TRADERS are breathing a sigh of relief after Portsmouth City Council signed a contract that will see controversial clampers lose their grip on a car park.
The car park, behind High Street, Cosham, Portsmouth, has been a battleground between drivers and clamping firm City Watch Enforcement, with many motorists complaining of being unfairly clamped.
The city council has confirmed it has at last signed a contract with the car park’s owners which will see it regulate the car park from October 29.
It means all regulations currently enforced at council-run car parks across the city will be applied in Cosham – and the clampers will no longer be in operation.
Cllr Jason Fazackarley, from the city council, said an authority-controlled car park meant a ‘fairer deal for everyone’.
He said: ‘Finally we’re able to step in and see the back of clampers who’ve been causing misery for people using Cosham car park.
‘Obviously I’m pleased that we’re taking over the contract for enforcement, which means a fairer deal for everyone.
‘But I’m bitterly disappointed it has taken such a struggle to get here. We’ve been ready months ago, and people have suffered extortionate fines because it’s taken so long to get this contract agreed. We’d like to do this much earlier but rules mean there has to be a 28-day notice period for changes to a traffic regulation order.’
The news has been welcomed by traders in Cosham, who hope it will bring more confidence to shoppers.
Tony Broome, who runs Shoefix in High Street and is a member of the Cosham Business Association, said: ‘It’s the news we have been waiting for, for what seems like forever. Hopefully people will have to pay a sensible fee to use it.

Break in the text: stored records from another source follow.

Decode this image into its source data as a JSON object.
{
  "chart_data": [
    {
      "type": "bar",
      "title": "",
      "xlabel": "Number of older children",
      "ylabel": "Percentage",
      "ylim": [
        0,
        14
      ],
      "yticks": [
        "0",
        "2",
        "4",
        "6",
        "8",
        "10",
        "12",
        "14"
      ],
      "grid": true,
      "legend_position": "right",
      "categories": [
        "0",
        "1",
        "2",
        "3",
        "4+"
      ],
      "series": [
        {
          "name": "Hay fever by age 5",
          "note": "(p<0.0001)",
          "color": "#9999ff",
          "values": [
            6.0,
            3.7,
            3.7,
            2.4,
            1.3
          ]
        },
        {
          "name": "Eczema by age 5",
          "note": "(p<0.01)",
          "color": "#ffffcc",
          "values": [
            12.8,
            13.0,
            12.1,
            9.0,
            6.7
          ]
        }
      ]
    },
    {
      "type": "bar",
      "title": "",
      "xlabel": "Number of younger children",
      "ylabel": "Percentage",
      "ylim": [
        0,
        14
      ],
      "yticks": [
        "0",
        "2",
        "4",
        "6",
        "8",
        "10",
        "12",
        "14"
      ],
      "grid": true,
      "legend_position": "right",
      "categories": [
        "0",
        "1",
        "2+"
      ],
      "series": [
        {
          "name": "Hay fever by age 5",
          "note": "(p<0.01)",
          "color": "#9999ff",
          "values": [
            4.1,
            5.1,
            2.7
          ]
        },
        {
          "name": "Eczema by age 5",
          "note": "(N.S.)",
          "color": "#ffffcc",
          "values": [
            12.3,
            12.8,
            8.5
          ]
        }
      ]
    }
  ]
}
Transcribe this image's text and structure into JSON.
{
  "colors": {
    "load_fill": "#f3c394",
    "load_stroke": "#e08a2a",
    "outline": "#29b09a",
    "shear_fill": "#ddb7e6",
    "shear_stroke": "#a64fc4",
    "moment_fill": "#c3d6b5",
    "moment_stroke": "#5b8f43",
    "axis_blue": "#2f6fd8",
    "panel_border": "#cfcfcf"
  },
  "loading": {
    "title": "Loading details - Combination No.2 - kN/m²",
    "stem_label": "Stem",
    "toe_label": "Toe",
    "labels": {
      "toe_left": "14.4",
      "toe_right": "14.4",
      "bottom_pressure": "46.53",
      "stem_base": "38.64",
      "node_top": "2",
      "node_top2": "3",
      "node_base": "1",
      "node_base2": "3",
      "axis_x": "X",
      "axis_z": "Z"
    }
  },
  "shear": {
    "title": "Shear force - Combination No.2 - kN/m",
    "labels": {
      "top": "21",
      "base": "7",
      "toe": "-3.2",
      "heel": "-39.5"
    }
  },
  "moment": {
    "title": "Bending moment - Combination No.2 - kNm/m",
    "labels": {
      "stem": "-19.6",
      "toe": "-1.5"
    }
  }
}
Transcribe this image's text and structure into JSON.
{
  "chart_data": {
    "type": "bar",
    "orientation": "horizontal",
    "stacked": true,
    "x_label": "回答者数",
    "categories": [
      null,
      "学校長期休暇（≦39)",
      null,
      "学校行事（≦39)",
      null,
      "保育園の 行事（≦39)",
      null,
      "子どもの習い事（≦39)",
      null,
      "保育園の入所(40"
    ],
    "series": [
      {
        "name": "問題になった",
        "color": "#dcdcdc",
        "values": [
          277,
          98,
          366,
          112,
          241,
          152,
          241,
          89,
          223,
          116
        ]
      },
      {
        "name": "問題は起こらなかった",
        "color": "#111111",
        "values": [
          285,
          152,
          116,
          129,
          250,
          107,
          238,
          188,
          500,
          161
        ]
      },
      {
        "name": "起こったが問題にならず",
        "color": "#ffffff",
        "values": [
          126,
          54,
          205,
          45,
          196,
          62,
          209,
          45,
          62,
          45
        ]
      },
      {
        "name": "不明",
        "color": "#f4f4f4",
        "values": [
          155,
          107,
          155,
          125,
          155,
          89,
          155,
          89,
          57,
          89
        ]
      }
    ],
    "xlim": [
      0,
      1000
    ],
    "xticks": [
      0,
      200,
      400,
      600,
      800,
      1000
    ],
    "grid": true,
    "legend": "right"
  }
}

‘It must have put a few people off coming to Cosham and hopefully this move will rebuild some of the confidence that has been lost.
‘Confidence will return in time.’
Graham Hales, who runs Locks newsagency in Portsmouth Road, Cosham, added: ‘It doesn’t affect me as much as I am down the other end.
‘But I know a lot of traders have had problems with clampers at the car park, which means shoppers haven’t been coming in.
‘Anything that gets people coming through the area and being able to park is a good thing.’